Já dizia Bill Shankly, mítico treinador do Liverpool, que "o futebol não é um caso de vida ou de morte, é muito mais do que isso". Assim, e para que não restem dúvidas, importa começar por esclarecer porque foram selecionados adeptos do FC Porto e da Académica para este estudo. "O que eu queria era escolher uma marca forte e outra que não o fosse tanto, em termos de valor de mercado, bem entendido", explica à VISÃO Ricardo Cayolla, Doutorado em Marketing e Estratégia, Professor na Porto Business School e Universidade de Aveiro e o homem que teve a ideia de tentar perceber até onde pode ir a paixão de um adepto pelo futebol, ou melhor, pelo seu clube. O FC Porto foi escolha fácil porque é o seu clube de coração "e porque é uma marca forte, habituada a ganhar títulos" e a Briosa porque o estudo foi realizado na Universidade de Coimbra, o que facilitava a recolha da amostra.

Ao todo foram 54 homens e duas mulheres, com idade entre os 21 e 60 anos, que aceitaram responder a longos questionários e expor-se ao visionamento de vídeos envolvendo os seus clubes ou clubes rivais para perceber afinal que paixão é essa que o clube de que são adeptos lhe desperta e até onde é que ela pode ir.
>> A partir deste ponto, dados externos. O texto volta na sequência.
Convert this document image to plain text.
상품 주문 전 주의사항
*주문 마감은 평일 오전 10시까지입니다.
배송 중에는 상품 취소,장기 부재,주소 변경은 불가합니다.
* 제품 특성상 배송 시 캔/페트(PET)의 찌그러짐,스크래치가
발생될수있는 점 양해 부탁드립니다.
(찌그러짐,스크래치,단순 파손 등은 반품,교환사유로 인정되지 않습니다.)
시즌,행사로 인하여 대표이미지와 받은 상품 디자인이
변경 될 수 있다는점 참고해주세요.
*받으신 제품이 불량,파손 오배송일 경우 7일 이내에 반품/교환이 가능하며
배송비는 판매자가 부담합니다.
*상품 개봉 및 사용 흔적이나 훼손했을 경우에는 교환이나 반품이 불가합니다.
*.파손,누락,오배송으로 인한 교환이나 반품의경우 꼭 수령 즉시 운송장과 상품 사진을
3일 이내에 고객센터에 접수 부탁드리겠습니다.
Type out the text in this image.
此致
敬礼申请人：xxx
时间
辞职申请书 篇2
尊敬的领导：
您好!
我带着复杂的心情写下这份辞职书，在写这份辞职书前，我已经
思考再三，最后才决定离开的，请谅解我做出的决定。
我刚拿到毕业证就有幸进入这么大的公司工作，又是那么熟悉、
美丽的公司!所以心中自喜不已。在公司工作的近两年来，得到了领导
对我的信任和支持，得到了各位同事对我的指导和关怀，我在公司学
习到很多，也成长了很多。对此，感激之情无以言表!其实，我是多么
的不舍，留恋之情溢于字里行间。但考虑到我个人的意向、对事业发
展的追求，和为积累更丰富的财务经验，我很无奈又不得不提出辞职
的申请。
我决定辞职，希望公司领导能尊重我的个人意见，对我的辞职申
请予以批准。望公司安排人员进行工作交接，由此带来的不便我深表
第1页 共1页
Dirigido por Miguel Castelo-Branco, coordenador do Instituto Biomédico de Investigação da Luz e Imagem (IBILI) e diretor do Instituto de Ciências Nucleares Aplicadas à Saúde (ICNAS), da Universidade de Coimbra e com a colaboração de Catarina Duarte, investigadora da mesma universidade e Ricardo Cayolla, o estudo conclui que as mensagens positivas tendem a permanecer na memória mais do que as negativas. Essa é, para Ricardo Cayolla, a conclusão mais surpreendente, e a que terá contribuído para que o estudo tenha sido publicado na revista SCAN, uma das publicações de neurociências das emoções mais prestigiadas do mundo. "Ao contrário do que se pensava, o cérebro tende a apagar as memórias negativas. Pelo contrário, as positivas permanecem mais tempo", diz Ricardo Cayolla. Por positivas, entenda-se, tanto pode ser o golo de Kelvin, marcado ao Benfica ao minuto 92, um dos vídeos mostrados aos adeptos portistas, como uma derrota do seu clube rival. "Isto é feito na perspetiva do consumidor e para ele uma derrota do rival é uma coisa boa. Aliás, a alegria de ver o nosso adversário perder é muito superior à tristeza de ver o nosso clube perder", afirma o investigador.

Por último, e igualmente surpreendente, na opinião de Ricardo Cayolla, é que, "ao contrário do que seria de supor" o estudo não mostrou diferenças de comportamento entre classes sociais. "Muitas vezes quem tem mais educação tem até reações mais profundas, mais emocionais do que quem tem menos formação". A diferença pode estar depois na forma como cada qual se comporta perante os amigos ou conhecidos que são adeptos do rival mas, já se sabe que na hora da emoção há sempre quem perca a ... classe.